'I had a cough and thought it was Covid but the reality was so much worse'
When Amanda Parkes, 62, developed a cough over Christmas in December 2021, she assumed it was Covid.
The registered nurse had been caring for her mother, who was ‘very poorly’ with the virus. ‘I thought that was what was wrong with me too,’ she says.
But Amanda didn’t have Covid. She had Progressive Bulbar Palsy – a form of Motor Neurone Disease, which has a life expectancy of six months to three years.
The mum-of-two, from the West Midlands, is now unable to speak or swallow.
Amanda tells Metro.co.uk via email: ‘My journey started in December 2021 when I developed a cough.
‘I have worked as a registered nurse for 44 years and went to work after the Christmas break as normal.

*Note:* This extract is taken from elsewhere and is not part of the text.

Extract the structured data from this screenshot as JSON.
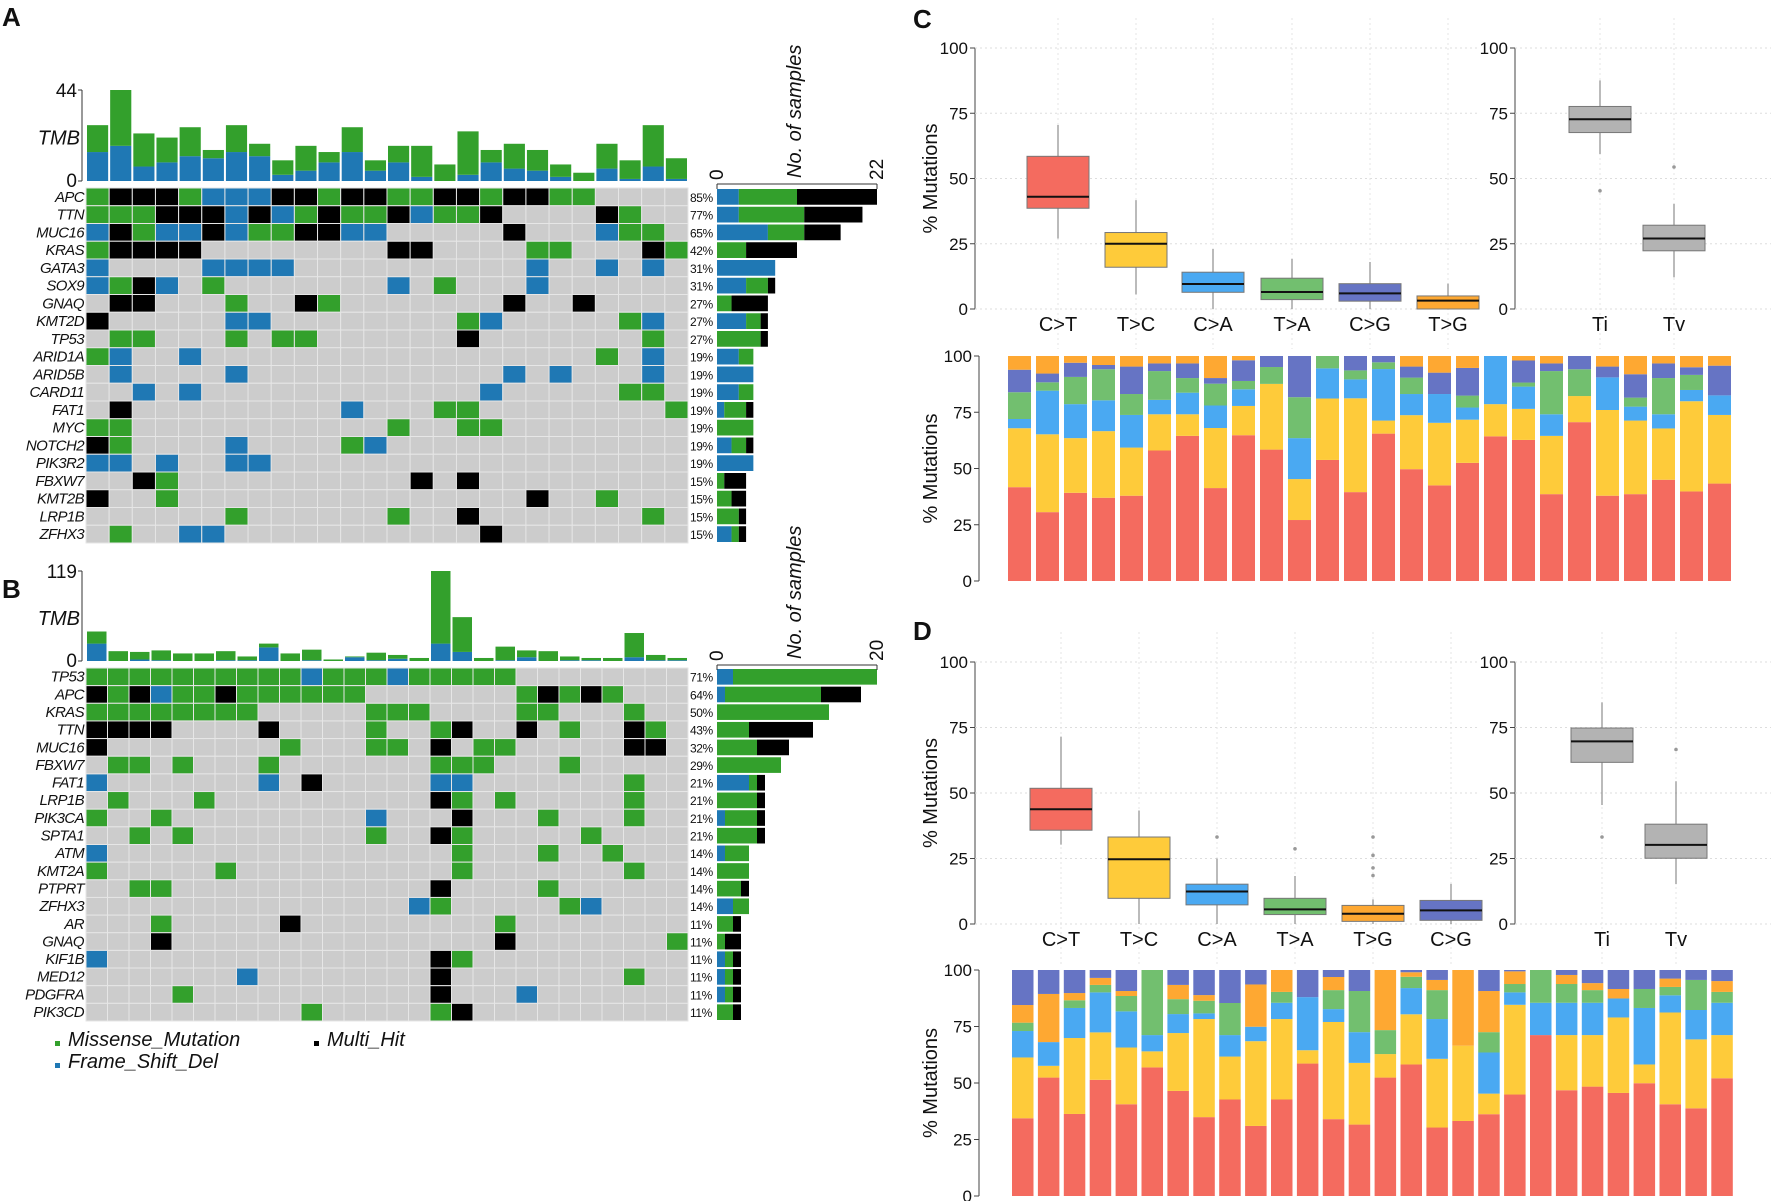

‘The cough shifted into difficulty swallowing, followed by starting to lose my voice.’
By April 2022 Amanda had had many GP appointments because of how unwell she had been feeling, and finally she had a private consultation with an ear, nose and throat specialist at her local hospital.
At this point Amanda was misdiagnosed with muscle tension dysphonia and she hadn’t yet lost the ability to speak.
Unfortunately, Amanda’s health kept declining. She says: ‘My symptoms worsened and I was finding it difficult to swallow, losing approximately 2lb in weight each week.
‘By the summer I had an appointment with a speech therapist who noted that my tongue was twitching, which I hadn’t noticed (believe it or not).’
As a result of that appointment Amanda was offered an urgent consultation with a neurologist in autumn 2022.
She says: ‘I already had some suspicions that it was something more serious but I
thought that it would never happen to me.
‘I was given my diagnosis in November 2022 of Bulbar Palsy MND. It has turned my world upside down.’
But Amanda adds it’s not just her life that has changed because of her diagnosis, she has two grown-up daughters Laura Arnold, 39, and Jess Brooks, 35, five granddaughters and her husband Joe, 64, to think about.
‘I had to break this news to them. The impact this has had on them is devastating and for that I feel really guilty,’ says Amanda.
She continued to work as a nurse until September 2022 but had to go off sick with the hope she could return to it, however that has not been possible.
Amanda says: ‘The impact of not being able to carry on working has been horrible. Nursing has been my life and although I only worked two days per week, I loved my job and miss it terribly.
‘Now I have many appointments to attend for support. I have a huge problem with thick saliva, which is difficult to keep in my mouth and I am yet to have this under control.
‘I have every contraption you can imagine; nebuliser, suction machine, sleep machine – you name it, I’ve got it. For that I am very grateful as they all help to keep me alive.
‘I can no longer speak or swallow and when I had a percutaneous endoscopic gastrostomy (PEG) fitted in February 2023 my weight had plummeted from 11st 7lb one year ago to now being 7st.
‘I have applied to be part of the SMART trial, which is trialling new drugs to slow down the symptoms and progression of this awful disease. I am still waiting to hear back.’
Despite receiving such a traumatic diagnosis Amanda says her family have been really supportive.
What is Progressive bulbar palsy MND?
Bulbar Palsy MND is different to the most common form of MND is known as Amyotrophic Lateral Sclerosis (ALS).
ALS includes weakness and wasting in the limbs and muscle stiffness and cramps. Someone may notice they are tripping when walking or dropping things.
With ALS life expectancy is usually two to five years from the onset of symptoms, however Progressive Bulbar Palsy MND (PBP) only has a life expectancy of between six months and three years from the onset of symptoms.
PBP affects a smaller number of people than ALS and mainly affects the muscles of the face, throat and tongue.
Early symptoms may include slurring of speech or difficulty swallowing.
She adds: ‘My husband is amazing and I know that his heart is breaking as much as mine.
‘My girls are amazing and support us both despite having their own children and full-time jobs. The impact this disease has on families is enormous.’
Amanda is keen to raise awareness when it comes to women suffering with MND because she feels it’s more commonly spoken about when it’s men who are diagnosed.
She says: ‘The under representation of women with MND has to be addressed. Much more focus on MND needs to happen and made public because without that a cure will never be found.
‘I stay hopeful and every day is a bonus with my wonderful family and friends. We laugh and cry together but that’s the point, we are together.’